The time complexity of the solution is controlled by nested loops over homes, neighborhoods, and colors leading to significant processing especially with larger inputs, but remains efficient for the problem constraints. If the final computed minimum cost remains equal to INF, indicating no valid configuration exists, the function returns -1. This scenario is managed by a condition check on the resultant bestCost.

This dynamic programming approach ensures that all scenarios are considered - maintaining or switching neighborhoods based on painting costs and the current state of each house, yielding an optimal solution to the problem.

  • Java
java
class Solution {
    // Upper limit of the cost for safety in calculations
    final int INFINITY_COST = 1000001;
        
    public int calculateMinCost(int[] homes, int[][] paintingCost, int M, int N, int T) {
        int[][] previousRow = new int[T + 1][N];
          
        // Setup initial values for dynamic programming
        for (int t = 0; t <= T; t++) {
            Arrays.fill(previousRow[t], INFINITY_COST);
        }
                
        // Setup base case with the first home
        for (int c = 1; c <= N; c++) {
            if (homes[0] == c) {
                // No cost if already painted
                previousRow[1][c - 1] = 0;
            } else if (homes[0] == 0) {
                // Otherwise, add the painting cost
                previousRow[1][c - 1] = paintingCost[0][c - 1];
            }
        }
            
        for (int i = 1; i < M; i++) {
            int[][] currentRow = new int[T + 1][N];
          
            // Reset currentRow for this iteration
            for (int t = 0; t <= T; t++) {
                Arrays.fill(currentRow[t], INFINITY_COST);
            }
                
            for (int neighborhoods = 1; neighborhoods <= Math.min(T, i + 1); neighborhoods++) {
                for (int newColor = 1; newColor <= N; newColor++) {
                        
                    // Skip if the current home is painted a different color already
                    if (homes[i] != 0 && newColor != homes[i]) continue;
                        
                    int minCost = INFINITY_COST;
                    // Calculate minimum costs based on previous house colors
                    for (int prevColor = 1; prevColor <= N; prevColor++) {
                        if (prevColor != newColor) {
                            minCost = Math.min(minCost, previousRow[neighborhoods - 1][prevColor - 1]);
                        } else {
                            minCost = Math.min(minCost, previousRow[neighborhoods][newColor - 1]);
                        }
                    }
    
                    // Add the painting cost only if not pre-painted
                    int paintingCostHere = homes[i] != 0 ? 0 : paintingCost[i][newColor - 1];
                    currentRow[neighborhoods][newColor - 1] = minCost + paintingCostHere;
                }
            }
            previousRow = currentRow;
        }
            
        int optimalCost = INFINITY_COST;
        // Check for the minimum cost to achieve the desired neighborhoods count
        for (int c = 1; c <= N; c++) {
            optimalCost = Math.min(optimalCost, previousRow[T][c - 1]);
        }
            
        return optimalCost == INFINITY_COST ? -1 : optimalCost;
    }
}

In the Java-based solution for the "Paint House III" problem, the goal is to determine the minimum cost to paint all houses in a row with certain constraints, ensuring that exactly T neighborhoods are painted with at most N different colors.

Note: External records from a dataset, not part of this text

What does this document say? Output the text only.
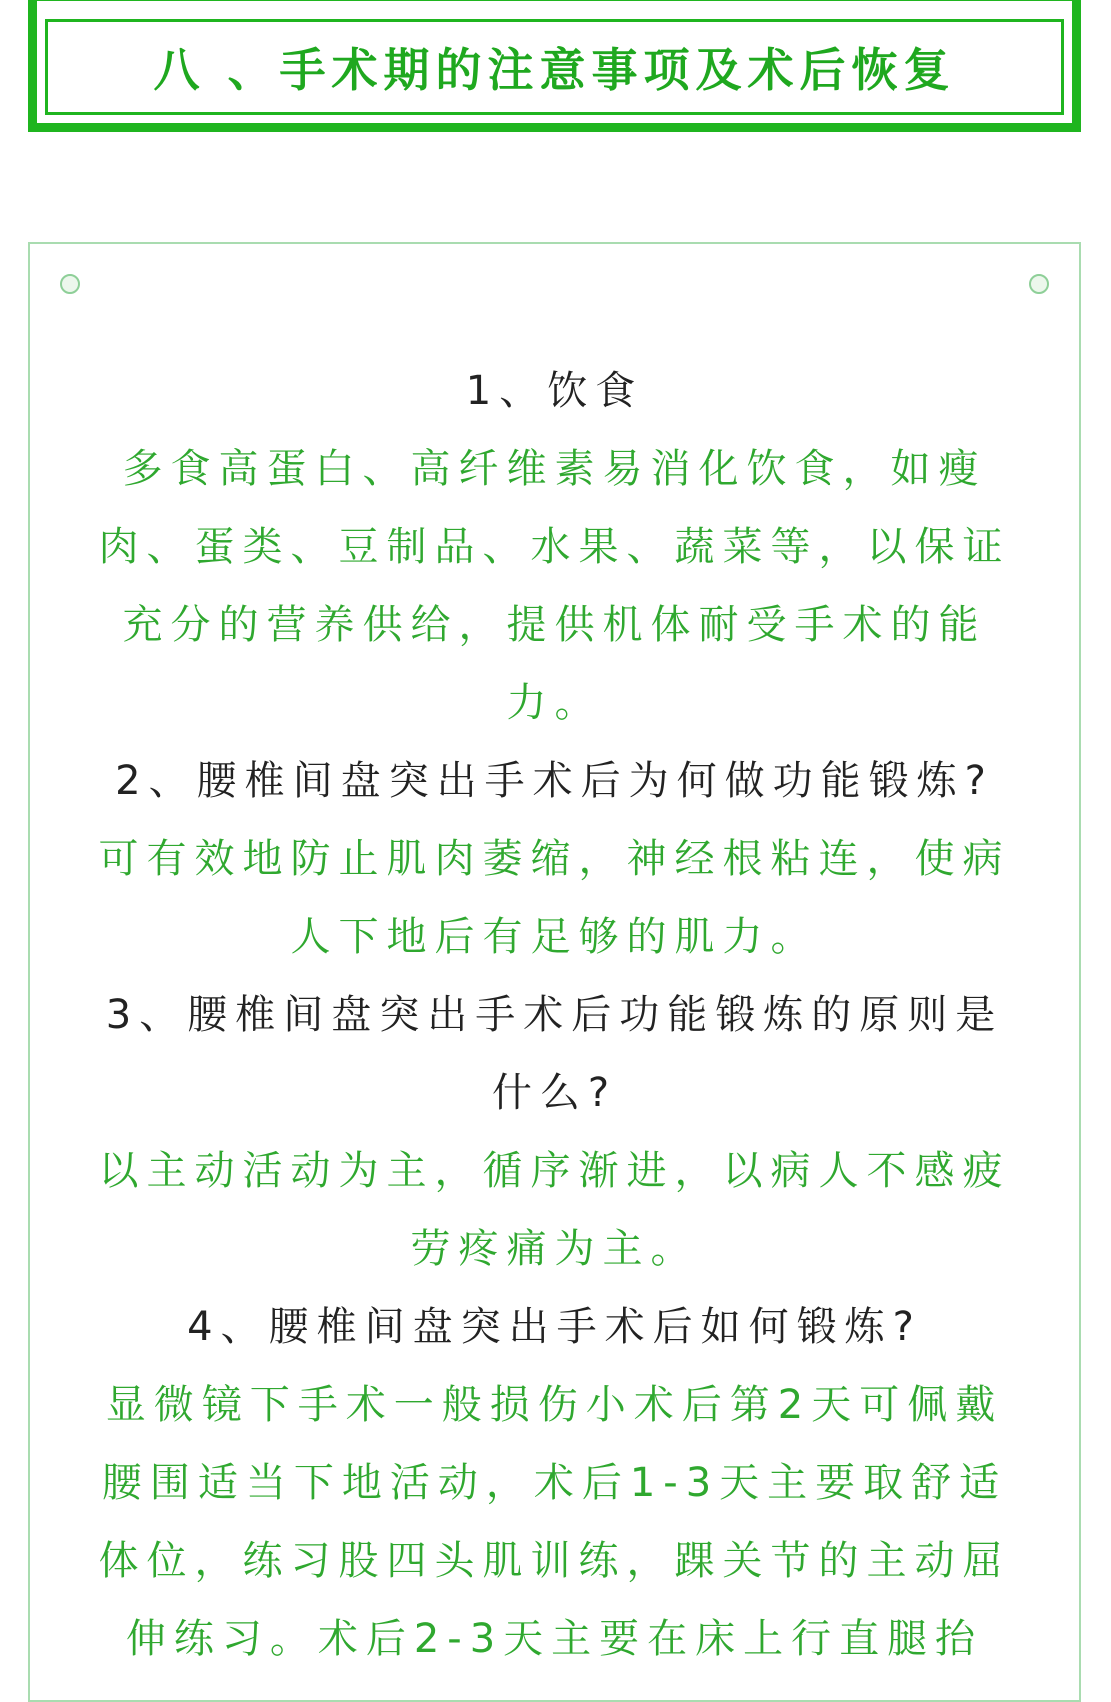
八 、手术期的注意事项及术后恢复
1、饮食
多食高蛋白、高纤维素易消化饮食，如瘦肉、蛋类、豆制品、水果、蔬菜等，以保证充分的营养供给，提供机体耐受手术的能力。
2、腰椎间盘突出手术后为何做功能锻炼?
可有效地防止肌肉萎缩，神经根粘连，使病人下地后有足够的肌力。
3、腰椎间盘突出手术后功能锻炼的原则是什么?
以主动活动为主，循序渐进，以病人不感疲劳疼痛为主。
4、腰椎间盘突出手术后如何锻炼?
显微镜下手术一般损伤小术后第2天可佩戴腰围适当下地活动，术后1-3天主要取舒适体位，练习股四头肌训练，踝关节的主动屈伸练习。术后2-3天主要在床上行直腿抬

Here's how the solution efficiently tackles the problem:

  1. Define the method calculateMinCost which takes arrays representing the state of houses (homes), the cost associated with painting each house (paintingCost), and integers representing the number of houses (M), potential colors (N), and neighborhoods (T).

  2. Use dynamic programming by initializing a matrix previousRow to represent the cost of painting up to the current house with a certain number of neighborhoods and last color used. Initialize this array with a high constant, INFINITY_COST, which acts as a de facto infinite value indicating an unachievable state.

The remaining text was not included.